Alexander spoke at the Austin Technology Council’s CEO Summit on Thursday during a noontime presentation of the four most promising local startups in the 2014 ATC Startup Showdown.

Alexander introduced Joseph Kopser, the CEO and Founder of RideScout, “the Kayak of ground transportation” and the winner of the Startup Showdown from last year. RideScout started in the Austin Technology Incubator. The company created a mobile phone app that lets consumers search and compare aggregated ground transportation options to find the best one. The company has raised seed stage funding last year, built out its team and launched in Washington, D.C., Austin, San Francisco, Boston and Chicago.

“We wouldn’t have gotten to where we are today without ATC and its supporters,” Kopser said.

ATC chose one startup from each of four tech incubators based in Austin including the Austin Technology Incubator, Capital Factory, DreamIt Ventures and Techstars Austin.

Among Austin’s incubators and accelerators there’s a lot of collaboration and cooperation, said Isaac Barchas, director of the Austin Technology Incubator.

“The infrastructure is being built out in a way that makes the whole more valuable than its parts,” Barchas said.

Rick Hawkins, president and CEO of Lumos Pharma, an ATI company.

Rick Hawkins, president and CEO of Lumos Pharma, an ATI company.

The winning company from ATI was Lumos Pharma.

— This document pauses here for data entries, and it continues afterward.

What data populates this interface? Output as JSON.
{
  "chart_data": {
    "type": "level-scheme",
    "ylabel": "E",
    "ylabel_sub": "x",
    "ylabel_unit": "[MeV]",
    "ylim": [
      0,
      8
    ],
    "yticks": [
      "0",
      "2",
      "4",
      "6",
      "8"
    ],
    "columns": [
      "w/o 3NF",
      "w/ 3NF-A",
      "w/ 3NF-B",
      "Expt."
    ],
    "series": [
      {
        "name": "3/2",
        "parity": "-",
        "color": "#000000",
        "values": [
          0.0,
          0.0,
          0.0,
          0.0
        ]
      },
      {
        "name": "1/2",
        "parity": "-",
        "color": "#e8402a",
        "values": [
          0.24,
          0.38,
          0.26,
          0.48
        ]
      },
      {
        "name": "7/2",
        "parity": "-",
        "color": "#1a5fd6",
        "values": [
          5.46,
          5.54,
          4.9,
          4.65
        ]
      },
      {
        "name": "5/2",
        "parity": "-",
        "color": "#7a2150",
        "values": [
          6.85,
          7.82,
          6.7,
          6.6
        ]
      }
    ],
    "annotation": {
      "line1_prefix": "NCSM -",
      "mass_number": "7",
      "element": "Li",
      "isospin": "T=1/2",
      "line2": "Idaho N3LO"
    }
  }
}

The company is developing a drug treatment for autism, said Rick Hawkins, its president and CEO. Earlier this year, Lumos Pharma raised $14 million in a Series A funding round led by Sante Ventures and New Enterprise Associates. The company is using that money to finance pre-clinical and clinical development of its drug to treat Creatine Transporter Deficiency, a cause of autism and other mental disorders.

The winning company from Capital Factory was Cratejoy.

Josh Baer, co-founder of Capital Factory, said the incubator has made 30 investments since October. He said it’s the most active seed-stage investor in Austin right now. Capital Factory launched a syndicate investment on Angellist with $100,000 investment in Cratejoy and the company attracted another $350,000 in investment from around the country, Baer said.

Amir Elaguizy, founder of Cratejoy, a Capital Factory company.

Amir Elaguizy, founder of Cratejoy, a Capital Factory company.

“Cratejoy is an ecommerce platform for subscription-based businesses,” said Amir Elaguizy, its founder.

The company pivoted from Toutpost, a Y-Combinator startup, into Cratejoy after Elaguizy identified an unmet need for a platfrom catering to subscription based businesses. The company launched a Beta program recently and has signed up several paying businesses including Beard Brand, which sells grooming supplies for breads, Sumo Snacks, a subscription based jerky delivery to companies and a tie of the month club. Cratejoy, which has 10 employees, recently moved out of the Capital Factory and into a house in Austin because it’s expanding so quickly and needed more room, Elaguizy said.

Utz Baldwin, founder of Plum

Utz Baldwin, founder of Plum

The winning company from Techstar Austin was Plum, an “Internet of Things” company that makes an app that lets people control lighting in their home from their smartphone. The company, formerly known as Ube, went through the inaugural Techstars class. It has raised $1.5 million, including $307,600 through a successful Kickstarter campaign last year from 1,300 backers. The company has 11 employees and has its prototypes in hand, said Utz Baldwin, the company’s founder.

“I think Austin is the number two city in the country, outside of the Bay Area, for starting up a company,” he said. “We are intent on building a big consumer brand right here in the great state of Texas.”

The winning company representing DreamIt Ventures was Swan, a platform that allows consumers to order beauty services like hairstyles, makeup and manicures to the home or office.

Kerry Rupp, CEO of DreamIt Ventures in Austin, introduced Julia Andalman Swan’s founder. Andalman first pitched her company to Steve Welch of DreamIt Ventures in Dallas but she didn’t think he liked it. Then he called her a week later. He went home and talked to his wife about it and she thought it was a great idea, Andalman said.